Sunday, September 14, 2014


My former AP told  us to never to use the word "why" in class.  He didn't believe it had a place in a math lesson.  He felt "how" was all that was necessary, especially with weak students.  He felt many were incapable of understanding the reasoning and  we should just concentrate on getting them "to do" so they would pass the regents.

When I went to school a zillion years ago, no one ever explained "why" either.  We memorized the rules and "did".  I never understood the reasoning behind choosing the proper signs when I factored or why the "a" in a quadratic equation could not equal zero or much of anything else.  But, I was a good student.  I studied, memorized the rules and did well.  It wasn't until I had to teach someone how to factor that I grasped the "why" of the signs and understood the implications of "a" not equal to zero or even why I could not divide by zero.  It suddenly became crystal clear and the factoring which I had previously been able to do with much trial and error was easy.  Now, when I teach the topic, I make sure to make sure my students understand "why" each time.

My students do not all get this.  I would be kidding myself if I believed I reached them all but I know I have succeeded with many.  I love watching their faces as they look at examples, analyze the problem and successfully arrive at an answer they know is correct because they fully understand "why" they did what they did.

The math they learn in my classroom will probably be long forgotten by the time they graduate and go on to careers in their chosen areas (unless of course it is an area that requires math) but I am convinced the "why" will be a lesson never lost.  Understanding reasoning is the first step in solving problems in any area, whether it be academics or life.

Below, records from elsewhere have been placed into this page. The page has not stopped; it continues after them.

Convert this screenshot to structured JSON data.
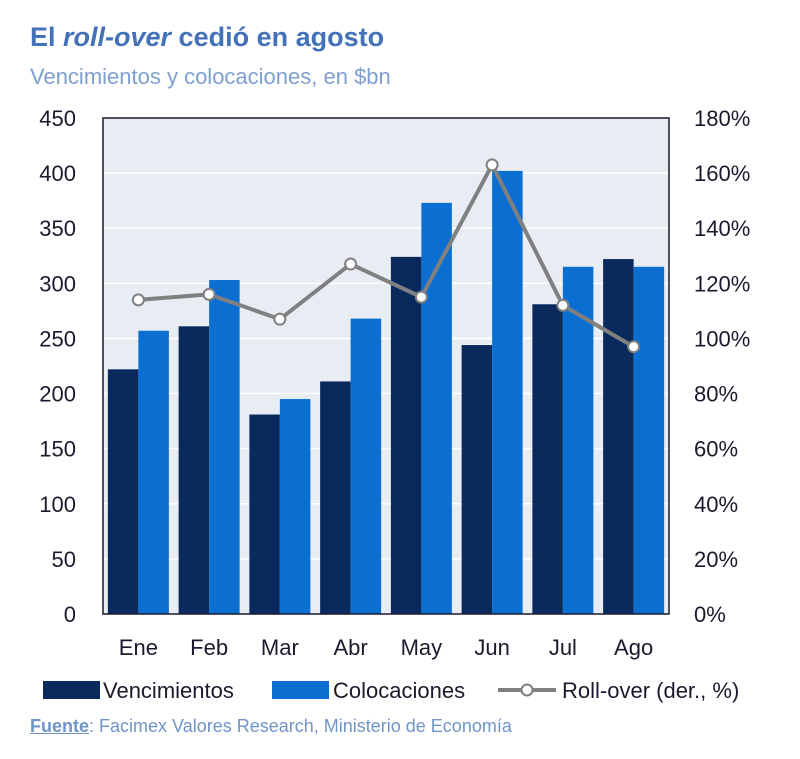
{
  "header": {
    "title_prefix": "El ",
    "title_em": "roll-over",
    "title_suffix": " cedió en agosto",
    "subtitle": "Vencimientos y colocaciones, en $bn"
  },
  "source": {
    "label": "Fuente",
    "text": ": Facimex Valores Research, Ministerio de Economía"
  },
  "colors": {
    "vencimientos": "#0a2a5e",
    "colocaciones": "#0a6fd1",
    "rollover": "#808080",
    "plot_bg": "#e8ecf3",
    "axis_text": "#1a1a2e",
    "title": "#4472b8"
  },
  "chart_data": {
    "type": "bar",
    "categories": [
      "Ene",
      "Feb",
      "Mar",
      "Abr",
      "May",
      "Jun",
      "Jul",
      "Ago"
    ],
    "series": [
      {
        "name": "Vencimientos",
        "type": "bar",
        "axis": "left",
        "values": [
          222,
          261,
          181,
          211,
          324,
          244,
          281,
          322
        ]
      },
      {
        "name": "Colocaciones",
        "type": "bar",
        "axis": "left",
        "values": [
          257,
          303,
          195,
          268,
          373,
          402,
          315,
          315
        ]
      },
      {
        "name": "Roll-over (der., %)",
        "type": "line",
        "axis": "right",
        "values": [
          114,
          116,
          107,
          127,
          115,
          163,
          112,
          97
        ]
      }
    ],
    "ylim": [
      0,
      450
    ],
    "yticks": [
      "0",
      "50",
      "100",
      "150",
      "200",
      "250",
      "300",
      "350",
      "400",
      "450"
    ],
    "y2lim": [
      0,
      180
    ],
    "y2ticks": [
      "0%",
      "20%",
      "40%",
      "60%",
      "80%",
      "100%",
      "120%",
      "140%",
      "160%",
      "180%"
    ],
    "grid": true,
    "legend_position": "bottom"
  }
}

NYC HS History Teacher said...

Why? is probably the most important question in any discipline.

burntoutteacher said...

I had a supervisor a million years ago who advised me, "Never ask 'why' of a student unless you know the answer." That always troubled me and as soon as I got my classroom sea-legs, I ignored that advice. As an English teacher, exploring all the rich ideas in literature, I thought there are a lot of answers to the why of a thing, some I would never have thought of, many of which taught me more about my students and myself than I could have ever dreamt of. My students often had the answers that I could never have known.